Si l’intimée expose qu’elle n’a jamais été d’accord ni avec les mesures conservatoires ni avec les mesures d’exécution forcée et si elle les a toutes contestées devant le juge de l’exécution, la mainlevée donnée par l’appelante le 10 avril 2024 a cependant été volontaire.
Et surtout, la société intimée ne justifie pas avoir jamais acquitté auprès du créancier tout ou partie des frais des mesures conservatoires et d’exécution forcée.
Il s’ensuit que la créancière ne se voit pas reprocher valablement dans le cadre de la présente instance, en particulier, ni d’avoir fait pratiquer des saisies conservatoires le 16 et 19 novembre 2023, ni d’avoir fait convertir ces mesures en saisies-attribution les 26 et 27 février 2024, ni enfin, contrairement à ce qu’a retenu le premier juge, d’avoir commis un abus de saisie ayant causé un préjudice d’immobilisation de la trésorerie de l’intimée entre le 15 mars 2024 et le 9 avril 2024, pour avoir donné mainlevée des saisies attributions le 10 avril 2024 seulement, peu important le fait qu’elle a accepté le chèque le 7 mars 2024.
Il n’est pas davantage démontré ni que les mesures d’exécution forcée ont été inutiles ni qu’elles aient été inutilement maintenues par la créancière jusqu’au 10 avril 2024.

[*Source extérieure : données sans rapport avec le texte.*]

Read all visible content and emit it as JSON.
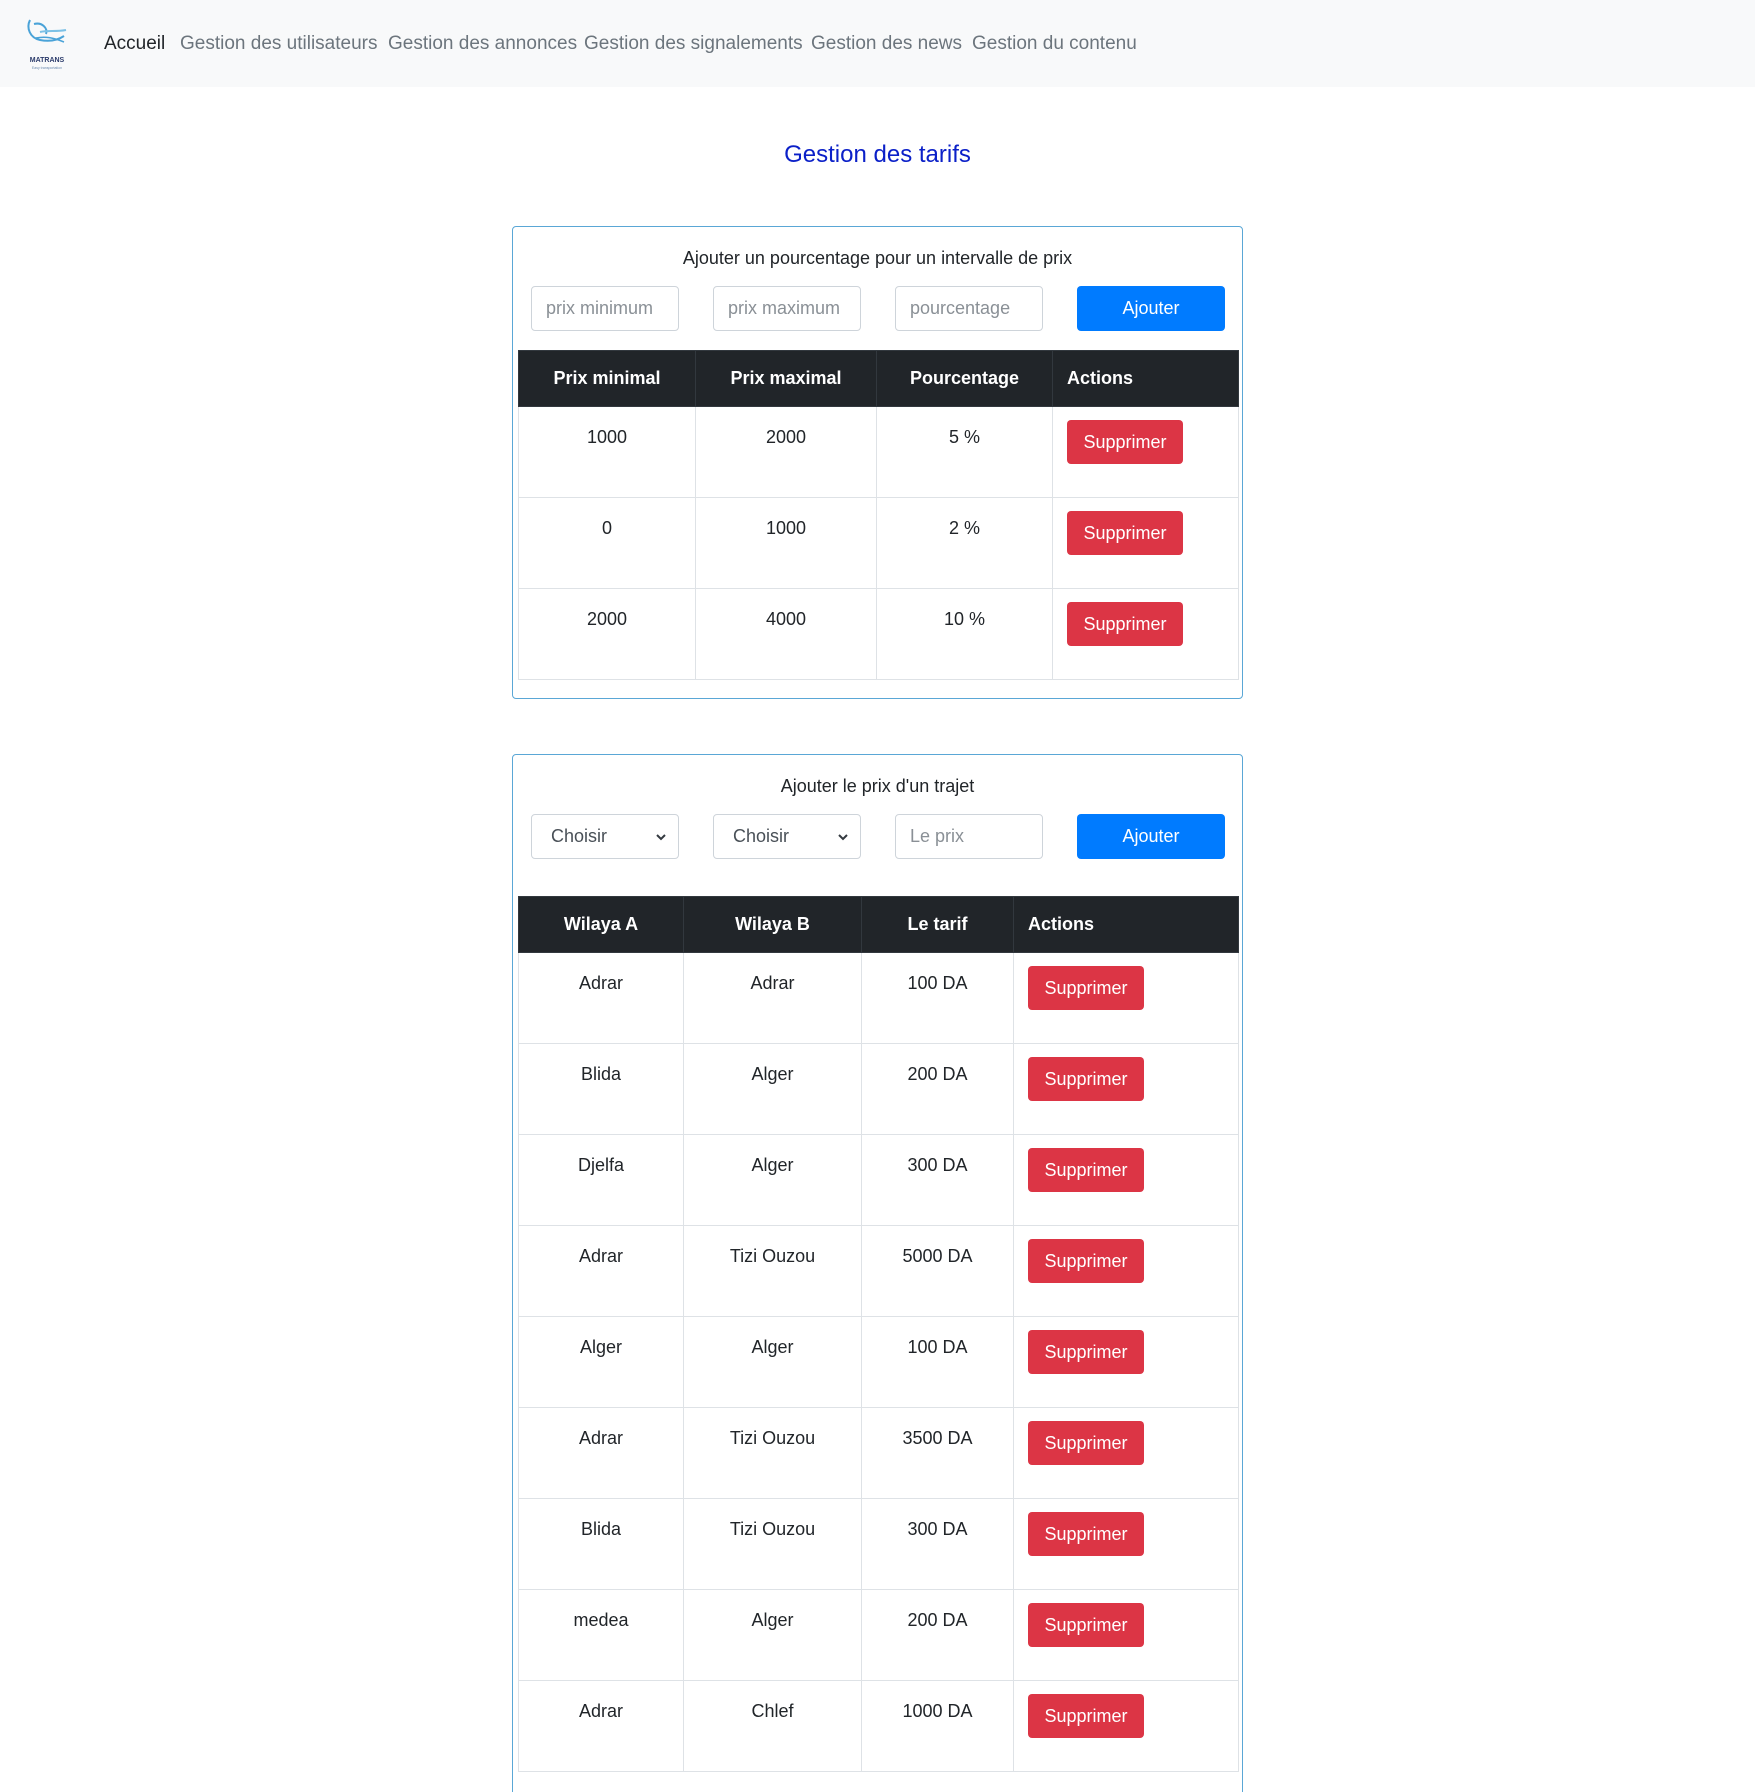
{
  "brand": {
    "logo_text": "MATRANS",
    "logo_subtext": "Easy transportation"
  },
  "nav": {
    "items": [
      {
        "label": "Accueil",
        "active": true
      },
      {
        "label": "Gestion des utilisateurs"
      },
      {
        "label": "Gestion des annonces"
      },
      {
        "label": "Gestion des signalements"
      },
      {
        "label": "Gestion des news"
      },
      {
        "label": "Gestion du contenu"
      }
    ]
  },
  "page": {
    "title": "Gestion des tarifs"
  },
  "percent_section": {
    "title": "Ajouter un pourcentage pour un intervalle de prix",
    "min_placeholder": "prix minimum",
    "max_placeholder": "prix maximum",
    "percent_placeholder": "pourcentage",
    "add_label": "Ajouter",
    "headers": [
      "Prix minimal",
      "Prix maximal",
      "Pourcentage",
      "Actions"
    ],
    "rows": [
      {
        "min": "1000",
        "max": "2000",
        "percent": "5 %",
        "action": "Supprimer"
      },
      {
        "min": "0",
        "max": "1000",
        "percent": "2 %",
        "action": "Supprimer"
      },
      {
        "min": "2000",
        "max": "4000",
        "percent": "10 %",
        "action": "Supprimer"
      }
    ]
  },
  "route_section": {
    "title": "Ajouter le prix d'un trajet",
    "select_a": "Choisir",
    "select_b": "Choisir",
    "price_placeholder": "Le prix",
    "add_label": "Ajouter",
    "headers": [
      "Wilaya A",
      "Wilaya B",
      "Le tarif",
      "Actions"
    ],
    "rows": [
      {
        "a": "Adrar",
        "b": "Adrar",
        "tarif": "100 DA",
        "action": "Supprimer"
      },
      {
        "a": "Blida",
        "b": "Alger",
        "tarif": "200 DA",
        "action": "Supprimer"
      },
      {
        "a": "Djelfa",
        "b": "Alger",
        "tarif": "300 DA",
        "action": "Supprimer"
      },
      {
        "a": "Adrar",
        "b": "Tizi Ouzou",
        "tarif": "5000 DA",
        "action": "Supprimer"
      },
      {
        "a": "Alger",
        "b": "Alger",
        "tarif": "100 DA",
        "action": "Supprimer"
      },
      {
        "a": "Adrar",
        "b": "Tizi Ouzou",
        "tarif": "3500 DA",
        "action": "Supprimer"
      },
      {
        "a": "Blida",
        "b": "Tizi Ouzou",
        "tarif": "300 DA",
        "action": "Supprimer"
      },
      {
        "a": "medea",
        "b": "Alger",
        "tarif": "200 DA",
        "action": "Supprimer"
      },
      {
        "a": "Adrar",
        "b": "Chlef",
        "tarif": "1000 DA",
        "action": "Supprimer"
      }
    ]
  }
}
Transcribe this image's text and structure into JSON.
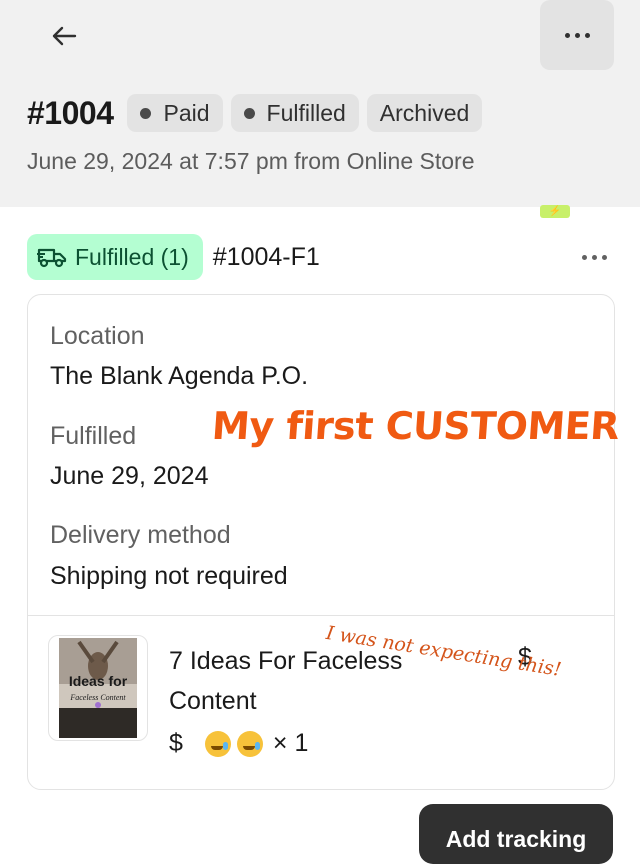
{
  "header": {
    "order_number": "#1004",
    "badges": {
      "paid": "Paid",
      "fulfilled": "Fulfilled",
      "archived": "Archived"
    },
    "meta": "June 29, 2024 at 7:57 pm from Online Store"
  },
  "fulfillment": {
    "status_label": "Fulfilled (1)",
    "fulfillment_id": "#1004-F1"
  },
  "details": {
    "location_label": "Location",
    "location_value": "The Blank Agenda P.O.",
    "fulfilled_label": "Fulfilled",
    "fulfilled_value": "June 29, 2024",
    "delivery_label": "Delivery method",
    "delivery_value": "Shipping not required"
  },
  "product": {
    "name": "7 Ideas For Faceless Content",
    "price_symbol": "$",
    "quantity_text": "× 1",
    "total_symbol": "$",
    "thumb_text": "Ideas for",
    "thumb_sub": "Faceless Content"
  },
  "annotations": {
    "headline": "My first CUSTOMER",
    "note": "I was not expecting this!"
  },
  "actions": {
    "add_tracking": "Add tracking"
  },
  "colors": {
    "header_bg": "#f1f1f1",
    "fulfilled_badge_bg": "#b4fed2",
    "headline_orange": "#f05a12",
    "button_dark": "#303030"
  }
}
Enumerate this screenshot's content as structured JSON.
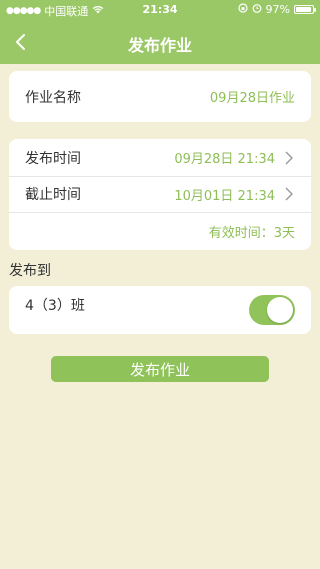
{
  "status_bar": {
    "carrier": "中国联通",
    "time": "21:34",
    "battery_percent": "97%"
  },
  "nav": {
    "title": "发布作业"
  },
  "homework_name": {
    "label": "作业名称",
    "value": "09月28日作业"
  },
  "schedule": {
    "publish_label": "发布时间",
    "publish_value": "09月28日 21:34",
    "deadline_label": "截止时间",
    "deadline_value": "10月01日 21:34",
    "valid_label": "有效时间：",
    "valid_value": "3天"
  },
  "publish_to": {
    "section_title": "发布到",
    "class_label": "4（3）班",
    "toggle_on": true
  },
  "actions": {
    "submit_label": "发布作业"
  },
  "colors": {
    "header": "#9bc866",
    "accent": "#8fbe57",
    "background": "#f2efd6"
  }
}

En conséquence, le jugement entrepris sera infirmé.
La société intimée sera déboutée de sa demande indemnitaire.
En outre, en équité cette société versera à Mme [K] une somme au titre de l’article 700 du code de procédure civile dont le montant sera précisé au dispositif du présent arrêt.
La société Pierres Investissement sera condamnée aux dépens.
PAR CES MOTIFS
Infirme le jugement entrepris ;
Déboute la société Pierres Investissement de sa demande indemnitaire ;
Condamne la société Pierres Investissement à payer à Mme [K] la somme de 3 000 euros au titre de l’article 700 du code de procédure civile ;
Condamne la société Pierres Investissement aux dépens.